In Our Heads assumes the dubious honor of being the band’s least consistent effort since their debut, Coming on Strong, holding some of their most disposable songs in quite some time. “Look at Where We Are,” for one, feels phoned in, and the aforementioned “How Do You Do?”, although a decent song, doesn’t really hold up against similar tracks in their back catalog. “Night and Day” is the most obvious misfire, coming across like an attempt to recapture the ironic playfulness of The Warning. Unfortunately, lines like “So please quit your jibba jabba” and “Do I look like a rapper?” just come across as silly. In addition, the cartoonish production touches don’t benefit the track one iota. The band was once able to thrive in such goofy moments, but here they just sound campy and awkward.

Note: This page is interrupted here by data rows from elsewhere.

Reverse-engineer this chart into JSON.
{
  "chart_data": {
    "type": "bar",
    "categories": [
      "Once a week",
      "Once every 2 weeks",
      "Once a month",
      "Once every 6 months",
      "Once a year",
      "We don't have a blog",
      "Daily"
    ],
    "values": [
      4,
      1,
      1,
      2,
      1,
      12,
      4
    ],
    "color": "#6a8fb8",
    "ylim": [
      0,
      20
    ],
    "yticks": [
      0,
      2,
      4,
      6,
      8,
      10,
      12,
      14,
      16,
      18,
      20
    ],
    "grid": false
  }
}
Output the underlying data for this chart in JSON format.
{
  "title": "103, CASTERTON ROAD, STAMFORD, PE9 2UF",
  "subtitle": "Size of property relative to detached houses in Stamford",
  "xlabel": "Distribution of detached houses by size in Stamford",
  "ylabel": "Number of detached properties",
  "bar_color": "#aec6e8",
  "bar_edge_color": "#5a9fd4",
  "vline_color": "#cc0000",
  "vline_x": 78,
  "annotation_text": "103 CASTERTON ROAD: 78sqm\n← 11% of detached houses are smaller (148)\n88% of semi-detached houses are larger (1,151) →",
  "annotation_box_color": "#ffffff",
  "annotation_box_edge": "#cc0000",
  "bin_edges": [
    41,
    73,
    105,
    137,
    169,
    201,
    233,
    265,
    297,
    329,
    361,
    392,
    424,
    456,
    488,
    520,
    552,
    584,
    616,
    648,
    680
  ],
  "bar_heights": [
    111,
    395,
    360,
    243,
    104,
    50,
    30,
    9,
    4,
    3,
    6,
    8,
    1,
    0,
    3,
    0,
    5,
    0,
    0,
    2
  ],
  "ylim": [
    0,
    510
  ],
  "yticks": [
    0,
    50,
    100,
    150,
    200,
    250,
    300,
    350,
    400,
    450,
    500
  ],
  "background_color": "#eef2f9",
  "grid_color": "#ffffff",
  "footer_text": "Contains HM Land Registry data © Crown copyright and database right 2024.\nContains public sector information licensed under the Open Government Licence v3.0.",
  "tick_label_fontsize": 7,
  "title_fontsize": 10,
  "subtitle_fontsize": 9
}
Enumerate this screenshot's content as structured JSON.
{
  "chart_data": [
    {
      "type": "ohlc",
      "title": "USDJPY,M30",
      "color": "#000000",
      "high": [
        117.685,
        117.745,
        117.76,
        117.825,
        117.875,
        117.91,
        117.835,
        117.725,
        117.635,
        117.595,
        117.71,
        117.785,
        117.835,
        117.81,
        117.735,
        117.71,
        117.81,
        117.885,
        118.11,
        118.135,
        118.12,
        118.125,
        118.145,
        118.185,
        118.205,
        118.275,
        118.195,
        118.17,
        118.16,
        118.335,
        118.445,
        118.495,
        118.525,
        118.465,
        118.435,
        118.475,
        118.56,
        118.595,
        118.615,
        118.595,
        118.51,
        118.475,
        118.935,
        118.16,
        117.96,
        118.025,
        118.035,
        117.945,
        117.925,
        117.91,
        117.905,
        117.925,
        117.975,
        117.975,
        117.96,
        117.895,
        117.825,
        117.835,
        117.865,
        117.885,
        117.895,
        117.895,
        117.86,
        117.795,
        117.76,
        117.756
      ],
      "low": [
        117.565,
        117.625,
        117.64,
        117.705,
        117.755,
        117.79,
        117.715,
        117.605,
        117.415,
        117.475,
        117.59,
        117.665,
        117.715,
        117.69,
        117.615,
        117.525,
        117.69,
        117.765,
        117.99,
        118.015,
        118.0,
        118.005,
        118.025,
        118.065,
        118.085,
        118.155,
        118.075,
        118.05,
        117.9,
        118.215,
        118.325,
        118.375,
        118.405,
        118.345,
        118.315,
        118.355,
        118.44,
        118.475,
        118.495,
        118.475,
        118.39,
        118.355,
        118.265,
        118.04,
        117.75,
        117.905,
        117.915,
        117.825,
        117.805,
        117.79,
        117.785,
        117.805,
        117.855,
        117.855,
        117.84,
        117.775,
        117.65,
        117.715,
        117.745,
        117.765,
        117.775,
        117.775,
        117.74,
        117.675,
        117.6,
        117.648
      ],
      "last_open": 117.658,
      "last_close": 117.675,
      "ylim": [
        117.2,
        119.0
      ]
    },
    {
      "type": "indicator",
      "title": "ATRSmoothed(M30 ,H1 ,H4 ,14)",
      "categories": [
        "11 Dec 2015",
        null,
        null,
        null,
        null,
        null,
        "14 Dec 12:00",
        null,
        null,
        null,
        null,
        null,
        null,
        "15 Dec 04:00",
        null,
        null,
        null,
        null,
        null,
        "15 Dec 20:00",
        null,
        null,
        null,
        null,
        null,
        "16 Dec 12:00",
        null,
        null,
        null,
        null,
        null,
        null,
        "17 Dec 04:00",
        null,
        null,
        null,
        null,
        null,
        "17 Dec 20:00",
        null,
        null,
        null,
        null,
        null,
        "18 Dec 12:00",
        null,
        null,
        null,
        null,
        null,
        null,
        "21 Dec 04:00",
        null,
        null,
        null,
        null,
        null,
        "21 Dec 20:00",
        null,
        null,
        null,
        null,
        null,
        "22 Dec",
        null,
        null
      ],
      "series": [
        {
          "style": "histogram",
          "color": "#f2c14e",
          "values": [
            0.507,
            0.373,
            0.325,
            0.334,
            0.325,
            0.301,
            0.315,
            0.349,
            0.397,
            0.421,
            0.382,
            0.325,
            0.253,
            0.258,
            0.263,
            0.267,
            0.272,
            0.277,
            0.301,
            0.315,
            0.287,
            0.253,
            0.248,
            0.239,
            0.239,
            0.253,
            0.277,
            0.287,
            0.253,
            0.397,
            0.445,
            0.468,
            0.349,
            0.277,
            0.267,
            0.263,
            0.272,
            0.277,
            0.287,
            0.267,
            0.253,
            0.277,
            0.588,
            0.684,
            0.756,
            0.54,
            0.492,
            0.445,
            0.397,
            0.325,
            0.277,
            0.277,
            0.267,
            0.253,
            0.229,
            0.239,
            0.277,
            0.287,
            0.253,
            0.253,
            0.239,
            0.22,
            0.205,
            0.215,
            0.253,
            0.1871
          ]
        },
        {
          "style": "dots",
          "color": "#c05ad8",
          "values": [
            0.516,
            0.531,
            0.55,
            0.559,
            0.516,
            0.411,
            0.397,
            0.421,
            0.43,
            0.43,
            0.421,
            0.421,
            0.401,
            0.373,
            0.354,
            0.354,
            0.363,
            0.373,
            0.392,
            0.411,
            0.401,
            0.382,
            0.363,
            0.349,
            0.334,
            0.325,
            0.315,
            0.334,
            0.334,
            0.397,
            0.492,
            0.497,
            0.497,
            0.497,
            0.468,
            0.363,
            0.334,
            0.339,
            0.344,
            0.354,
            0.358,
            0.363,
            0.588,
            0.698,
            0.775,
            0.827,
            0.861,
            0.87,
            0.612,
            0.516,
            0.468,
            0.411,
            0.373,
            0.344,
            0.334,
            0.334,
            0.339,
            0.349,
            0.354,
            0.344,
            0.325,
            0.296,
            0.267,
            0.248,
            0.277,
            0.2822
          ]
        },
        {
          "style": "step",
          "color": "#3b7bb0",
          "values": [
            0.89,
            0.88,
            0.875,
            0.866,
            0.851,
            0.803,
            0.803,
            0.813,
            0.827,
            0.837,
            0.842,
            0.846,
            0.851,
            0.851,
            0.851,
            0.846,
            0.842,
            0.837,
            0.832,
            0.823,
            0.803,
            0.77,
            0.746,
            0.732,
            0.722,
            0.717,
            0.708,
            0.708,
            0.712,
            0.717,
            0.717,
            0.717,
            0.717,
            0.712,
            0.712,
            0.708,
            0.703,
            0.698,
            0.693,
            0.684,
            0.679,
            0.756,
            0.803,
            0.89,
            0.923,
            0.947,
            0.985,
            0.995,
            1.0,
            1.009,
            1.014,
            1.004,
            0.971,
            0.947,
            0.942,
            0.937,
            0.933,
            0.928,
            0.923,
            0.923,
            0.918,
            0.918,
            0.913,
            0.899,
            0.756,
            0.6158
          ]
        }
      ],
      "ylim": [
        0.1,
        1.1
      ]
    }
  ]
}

Hot Chip have turned the corner in their career; centered around fidelity and brotherly love, One Life Stand was the band in mature mode and despite how satisfying their earlier work was, this mode suited them well. In Our Heads works best when the band keeps down that path.
Despite its inconsistencies, In Our Heads still has plenty to offer. For one, even the lesser tracks are agreeable enough, and considering how high the album’s highs are, they’re all the more acceptable. The slow burning “Flutes” is dazzling, complete with a tension building, steadily climbing synth lead. “Ends of the Earth” has the type of propulsive beat and winning melodies at which Hot Chip have always excelled. Elsewhere, “Let It Be Him” has, of all things, an entrancing slide guitar lead. I could keep going — there are winning moments all over the record. The bottom line is that Hot Chip haven’t lost their knack for crafting sophisticated synth pop, and even if the ratio of stellar tracks has waned a bit, they’re still worth your time.